I rank the whole making New Year’s resolutions up there with other fairly terrible ideas — fascism, abstinence, Crystal Pepsi and the man thong round out my top-five.
What in the world takes place between the end of October and the end of December that triggers the epidemic of low self-esteem that feeds this whole New Year’s resolution nonsense? One moment we are carefree, running around the streets costumed as anal thermometers, and then before you know it Jan. 1 is upon us replete with a hangover and an impossibly over ambitious lifestyle-makeover-do-to-list.
At the very moment when we are feeling poorer, fatter and vaguely resentful of friends and family who got us crappy gifts, is now really the time to put down in writing all the ways we as individuals suck? You want to assume personal responsibilities for all of your shortcomings and semi-genuinely pretend to do something to change them?!
Oh, hells no.
Your New Year’s could not have been so horrendous that it is really worth rethinking yourself and your life too seriously. At worst you ended the evening making out with a toilet bowl on your knees and at best you rang in 2005 making out with someone else on their knees.

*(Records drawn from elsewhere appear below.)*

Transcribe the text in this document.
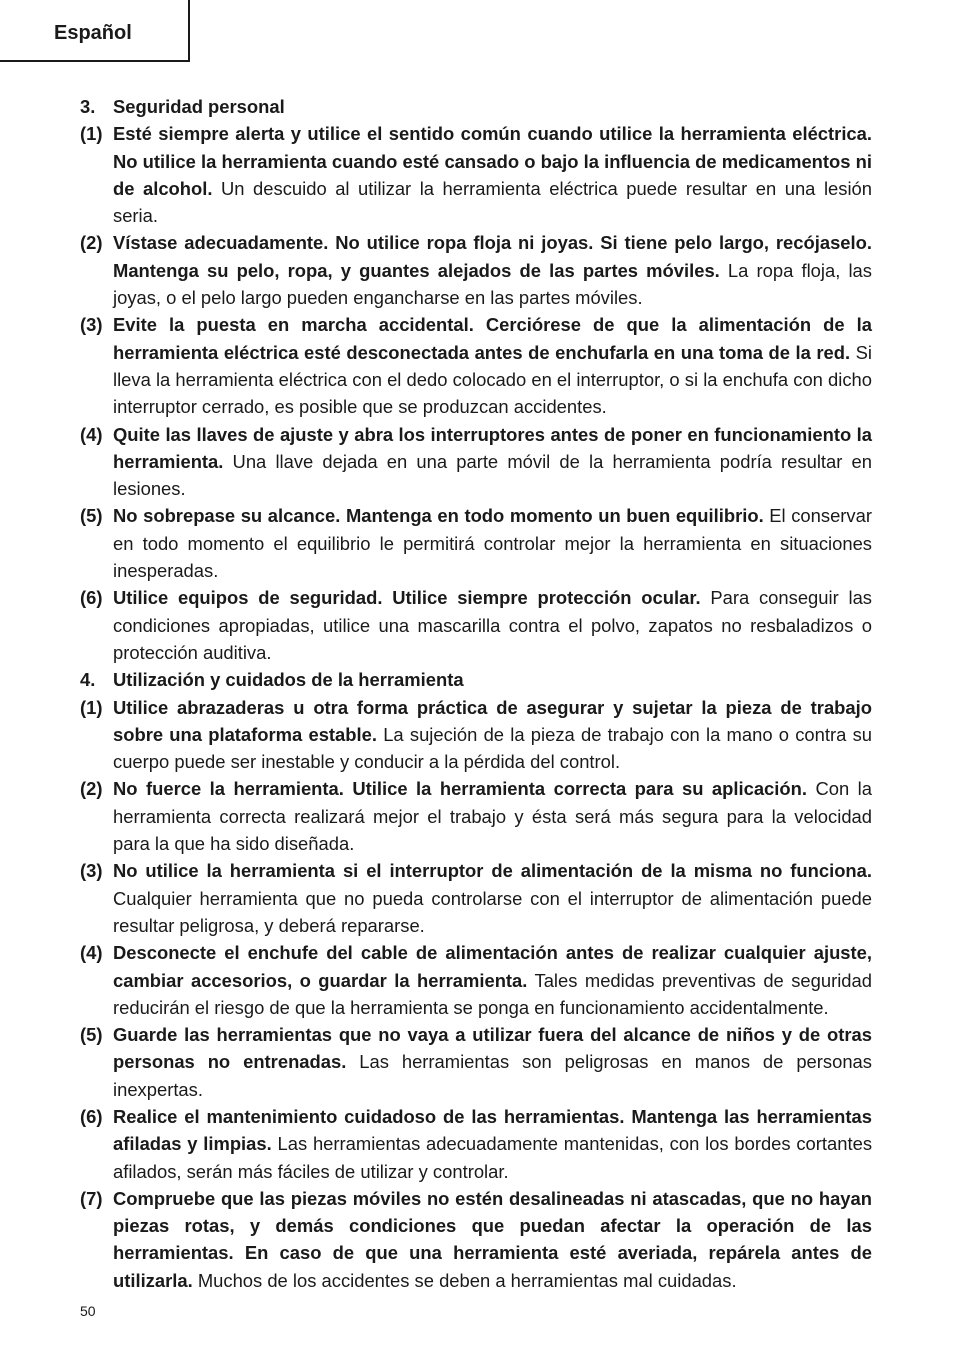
Español
3. Seguridad personal
(1) Esté siempre alerta y utilice el sentido común cuando utilice la herramienta eléctrica. No utilice la herramienta cuando esté cansado o bajo la influencia de medicamentos ni de alcohol. Un descuido al utilizar la herramienta eléctrica puede resultar en una lesión seria.
(2) Vístase adecuadamente. No utilice ropa floja ni joyas. Si tiene pelo largo, recójaselo. Mantenga su pelo, ropa, y guantes alejados de las partes móviles. La ropa floja, las joyas, o el pelo largo pueden engancharse en las partes móviles.
(3) Evite la puesta en marcha accidental. Cerciórese de que la alimentación de la herramienta eléctrica esté desconectada antes de enchufarla en una toma de la red. Si lleva la herramienta eléctrica con el dedo colocado en el interruptor, o si la enchufa con dicho interruptor cerrado, es posible que se produzcan accidentes.
(4) Quite las llaves de ajuste y abra los interruptores antes de poner en funcionamiento la herramienta. Una llave dejada en una parte móvil de la herramienta podría resultar en lesiones.
(5) No sobrepase su alcance. Mantenga en todo momento un buen equilibrio. El conservar en todo momento el equilibrio le permitirá controlar mejor la herramienta en situaciones inesperadas.
(6) Utilice equipos de seguridad. Utilice siempre protección ocular. Para conseguir las condiciones apropiadas, utilice una mascarilla contra el polvo, zapatos no resbaladizos o protección auditiva.
4. Utilización y cuidados de la herramienta
(1) Utilice abrazaderas u otra forma práctica de asegurar y sujetar la pieza de trabajo sobre una plataforma estable. La sujeción de la pieza de trabajo con la mano o contra su cuerpo puede ser inestable y conducir a la pérdida del control.
(2) No fuerce la herramienta. Utilice la herramienta correcta para su aplicación. Con la herramienta correcta realizará mejor el trabajo y ésta será más segura para la velocidad para la que ha sido diseñada.
(3) No utilice la herramienta si el interruptor de alimentación de la misma no funciona. Cualquier herramienta que no pueda controlarse con el interruptor de alimentación puede resultar peligrosa, y deberá repararse.
(4) Desconecte el enchufe del cable de alimentación antes de realizar cualquier ajuste, cambiar accesorios, o guardar la herramienta. Tales medidas preventivas de seguridad reducirán el riesgo de que la herramienta se ponga en funcionamiento accidentalmente.
(5) Guarde las herramientas que no vaya a utilizar fuera del alcance de niños y de otras personas no entrenadas. Las herramientas son peligrosas en manos de personas inexpertas.
(6) Realice el mantenimiento cuidadoso de las herramientas. Mantenga las herramientas afiladas y limpias. Las herramientas adecuadamente mantenidas, con los bordes cortantes afilados, serán más fáciles de utilizar y controlar.
(7) Compruebe que las piezas móviles no estén desalineadas ni atascadas, que no hayan piezas rotas, y demás condiciones que puedan afectar la operación de las herramientas. En caso de que una herramienta esté averiada, repárela antes de utilizarla. Muchos de los accidentes se deben a herramientas mal cuidadas.
50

The majority of the year we wander around feigning superiority complexes and projecting our flaws onto others. If there is a true resolution to be made, it should be to make a full time, 12-months-out-of-the-year-commitment to deferring blame to others: you are not the problem, everyone and everything else is the problem.
Let us walk through the basic top-five New Year’s resolutions and take a more ‘outside the box’ approach to enacting positive personal change:
1. “I need to lose X number of pounds.”
Look, unless you are going to do it the old fashioned way by shoving a straw up your nose and riding the white horse till both those pounds and your sanity melt away, then it is time to realize that curves are back and if they are not — well, then they should be. I’m not talking the BS. “I’ve kicked my eating disorder and went on the pill”-B-cup-kind-of-curves. I mean the good old T and A that really gives you something to hold onto and ride — or hold onto while you make love without having sex.
2. “I will stop mistaking ‘physical/sexual affirmation’ for the true emotional fulfillment I am seeking and deserve.”
Yalies are a bunch of dorks — half of whom spent our adolescence sexually frustrated and half of whom remain sexually frustrated. We should all be aiming to get more play. “Getting some” can be challenging, pleasurable, and kind of counts as exercise. Give your undivided attention to your true emotional enlightenment when your body begins to sag and wrinkle like a raisin.
3. “My roommates are right. I need to pull it together because partying so hard is really dragging down my grades.”
The only thing that should be dragged down is your pants as you drunkenly moon your roommates. Has your liver gone gangrenous? No. Can you break through the smokey haze to see your computer and finish the paper? Yes. Your roommates are probably just jealous they could never look as good as you stumbling home in stilettos and a thong, dragging Banana Republic chinos along the dirty sidewalk as you go.
4. “I will really try to be less judgmental of others. I am far from perfect. If I don’t have something nice to say, I will not say anything at all.”
Go on and say it! Honesty is rarely the best plan, but often the most hilarious. You may be far from perfect, but take solace in the fact that most others are even further from it than you. Believe me; everyone is silently judging someone. See — you are probably judging me right now.
5. “I spent way too much money last semester. I’m so broke. Financial frugality is so the name of the game this spring.”
If you’ve got it, spend it! And while you are at it, if you’d like to spend some of it on me that would be greatly appreciated. Most of you are just faking budget cut backs anyway. Stop pretending like you do not come from economic privilege. Soon enough you will sell out to corporate law or I-banking, so enjoy this fleeting moment when you can have both your Starbucks and your soul.
Give yourself a break. It is truly the rowdy revelry, ice cream indulgences and pant-less nights that make us the gloriously idiosyncratic and odd people who are so difficult to love and even more impossible to forget.
To hell with New Year’s resolutions. If you are not going to celebrate your shortcomings — who is?
There is a reason people are always telling us to go out and change the world. It is because changing the world is about a thousand times easier then actually changing ourselves. Now, riddle me that.
Jana Sikdar did not make out with a toilet on New Year’s. She may have, however, wandered the streets of Mexico without pants.